High technology, new steel plant -- but scant orders

The spokesman for British Steel Corporation's Teesside Division sits with his back to the window in the management's new headquarters building. From the building -- nicknamed "Alcatraz" after its brown brick facade, cannon-slit windows, airconditioned tightness, and low, bunkerlike landscaping mounds -- the view takes in some of BSC's 830-acre South Teesside site. On the horizon: Europe's biggest blast furnace, commissioned in 1979.

He ticks off the details of the Redcar (ironmaking) and Lackenby (basic oxygen steelmaking) plants in the complex:

* Ironmaking capacity (blending ores from Canada, Brazil, Australia, and Sweden which come into East england's deep-water port here) of 10,000 metric tons per day.

* Steelmaking output (using iron transported red hot from Redcar to Lackenby by rail in specially built "torpedo ladles") of 5 million tons per annum.

* Employment for 20,000 people.

* L600 million ($1.3 billion) investment since 1974.

* L34 million ($75 million) spent on antipollution equipment.

* 142 acres of "green belt" -- including the Coatham Marshes, known for migratory birds -- to separate the works from residential areas.

Then comes the clinker. "What we haven't got is orders," he says, adding that "in the long term, we don't see any improvement."

With a strike having started earlier this month, steelmaking has been much in the news. Unlike the miners, who had won a 20 percent wage increase, the steelworkers had been offered only 6 percent.

But the BSC board, with a Mother Hubbardly look into its fishcal cupboard, had not much to give except further bad news. They announced work-force cuts of 52,000 jobs (leaving 100,000), and a slimming of manned plant capacity from 21.5 million tons per year of liquid steel to about 15 million tons.

Even Teesside itself, after its five-year building program, will not escape. Several thousand employees will be made redundant (laid off) early in 1980, and the 5-million-ton capacity will lope along at about 3.5 million tons. Also announced: the complete shutdown of several plants. One shutdown, at Consett in County Durham, will throw 4,000 more steel- workers out of work in the northeast and impoverish the economy of a town of 35,000 which has no other major industry.

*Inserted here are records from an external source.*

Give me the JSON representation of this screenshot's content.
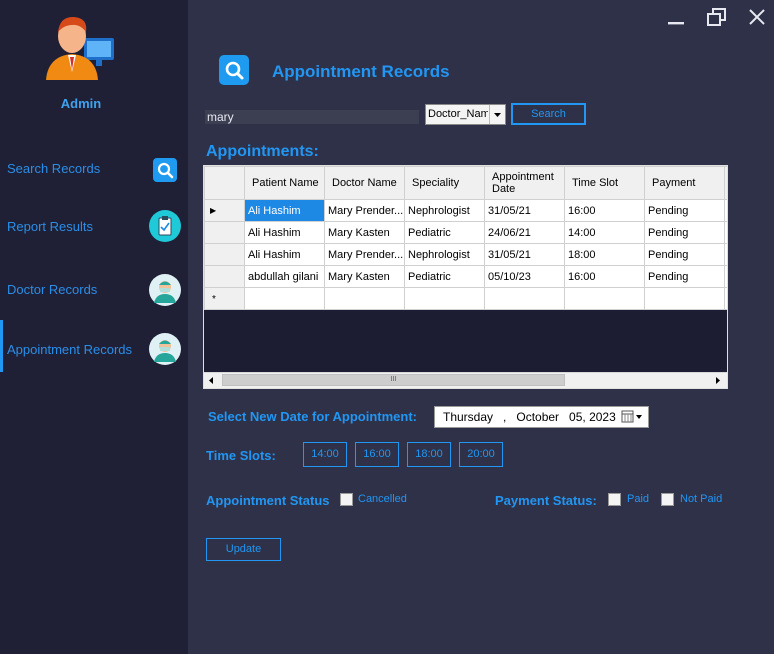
{
  "window": {
    "minimize_icon": "minimize-icon",
    "restore_icon": "restore-icon",
    "close_icon": "close-icon"
  },
  "sidebar": {
    "user_label": "Admin",
    "items": [
      {
        "label": "Search Records",
        "icon": "search-icon"
      },
      {
        "label": "Report Results",
        "icon": "clipboard-icon"
      },
      {
        "label": "Doctor Records",
        "icon": "doctor-icon"
      },
      {
        "label": "Appointment Records",
        "icon": "doctor-icon",
        "active": true
      }
    ]
  },
  "header": {
    "title": "Appointment Records",
    "icon": "search-icon"
  },
  "search": {
    "value": "mary",
    "field_select": "Doctor_Nam",
    "button_label": "Search"
  },
  "appointments": {
    "title": "Appointments:",
    "columns": [
      "Patient Name",
      "Doctor Name",
      "Speciality",
      "Appointment Date",
      "Time Slot",
      "Payment"
    ],
    "rows": [
      [
        "Ali  Hashim",
        "Mary Prender...",
        "Nephrologist",
        "31/05/21",
        "16:00",
        "Pending"
      ],
      [
        "Ali  Hashim",
        "Mary Kasten",
        "Pediatric",
        "24/06/21",
        "14:00",
        "Pending"
      ],
      [
        "Ali  Hashim",
        "Mary Prender...",
        "Nephrologist",
        "31/05/21",
        "18:00",
        "Pending"
      ],
      [
        "abdullah gilani",
        "Mary Kasten",
        "Pediatric",
        "05/10/23",
        "16:00",
        "Pending"
      ]
    ],
    "current_row_marker": "▶",
    "new_row_marker": "*",
    "scroll_grip": "III"
  },
  "form": {
    "date_label": "Select New Date for Appointment:",
    "date_value": "Thursday   ,   October   05, 2023",
    "time_slots_label": "Time Slots:",
    "time_slots": [
      "14:00",
      "16:00",
      "18:00",
      "20:00"
    ],
    "status_label": "Appointment Status",
    "cancelled_label": "Cancelled",
    "payment_label": "Payment Status:",
    "paid_label": "Paid",
    "not_paid_label": "Not Paid",
    "update_label": "Update"
  },
  "colors": {
    "accent": "#2196f3",
    "sidebar_bg": "#1f2035",
    "main_bg": "#2e3148",
    "selection": "#1e88e5"
  }
}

BSC board chairman Sir Charles Villiers sees this as a critical year in the nationalized industry's 12-year history. If overcapacity can be trimmed and productivity increased (it is now well below international figures in tons per man), the board hopes to turn around last year's operating losses averaging L800 ,000 ($1.76 million) per day.

What has brought the industry to this pass?

Steelmaking on Teesside, to be sure, has had a checkered history of boom and bust since the ironworks began to grow in 1850. Then, a low-grade but easily mined ore from local hills was fired with Durham County coking coal. Eighty years later the south bank of the Tees was peppered with blast furnaces. Now there is only the one furnace at Redcar, which, with its computer controlled round- the-clock operation and its much-reduced staff of 437 workers, makes more iron per year than has ever been made on Teesside.

But now, as then, orders have proved fickle, and the industry has been lock stepped into the march of world economics. Compounding the problem appear to be the unions, whose members have yet to be convinced that the cupboard (which they see as the government's larder) really is bare.

But management attitudes may also be at fault. Several spokesmen at different BSC plant obviously felt such sympathy for the slowly sinking work force that their willingness to defend the management's position was compromised.

And one middle manager frankly admitted his distaste for his superiors. He felt they had compelled the industry to live in a state of constant threat and uncertainty for several years before at last wielding the axe. His personal solution: escape from Alcatraz (symbol, perhaps, of the distance between management and workers?) into the Yorkshire dales 25 miles away. For him the corporate life has gone sour. "I wouldn't mind being a village postman," he says.

Still to be reckoned with are the long-term social implications of a changing industry. Tucked away in a BSC promotional flier is a significant sentence: "Steel . . . can no longer be regarded as a labour intensive industry."

What has poured into Cleveland County (half the size of Rhode Island) over the past decade is money. Over 40 percent of recent capital investment in the United Kingdom has centered here.

What seems to be coming out the other end of the pipeline -- at least for one of its giants -- is a mixed blessing: improved productivity and increased unemployment.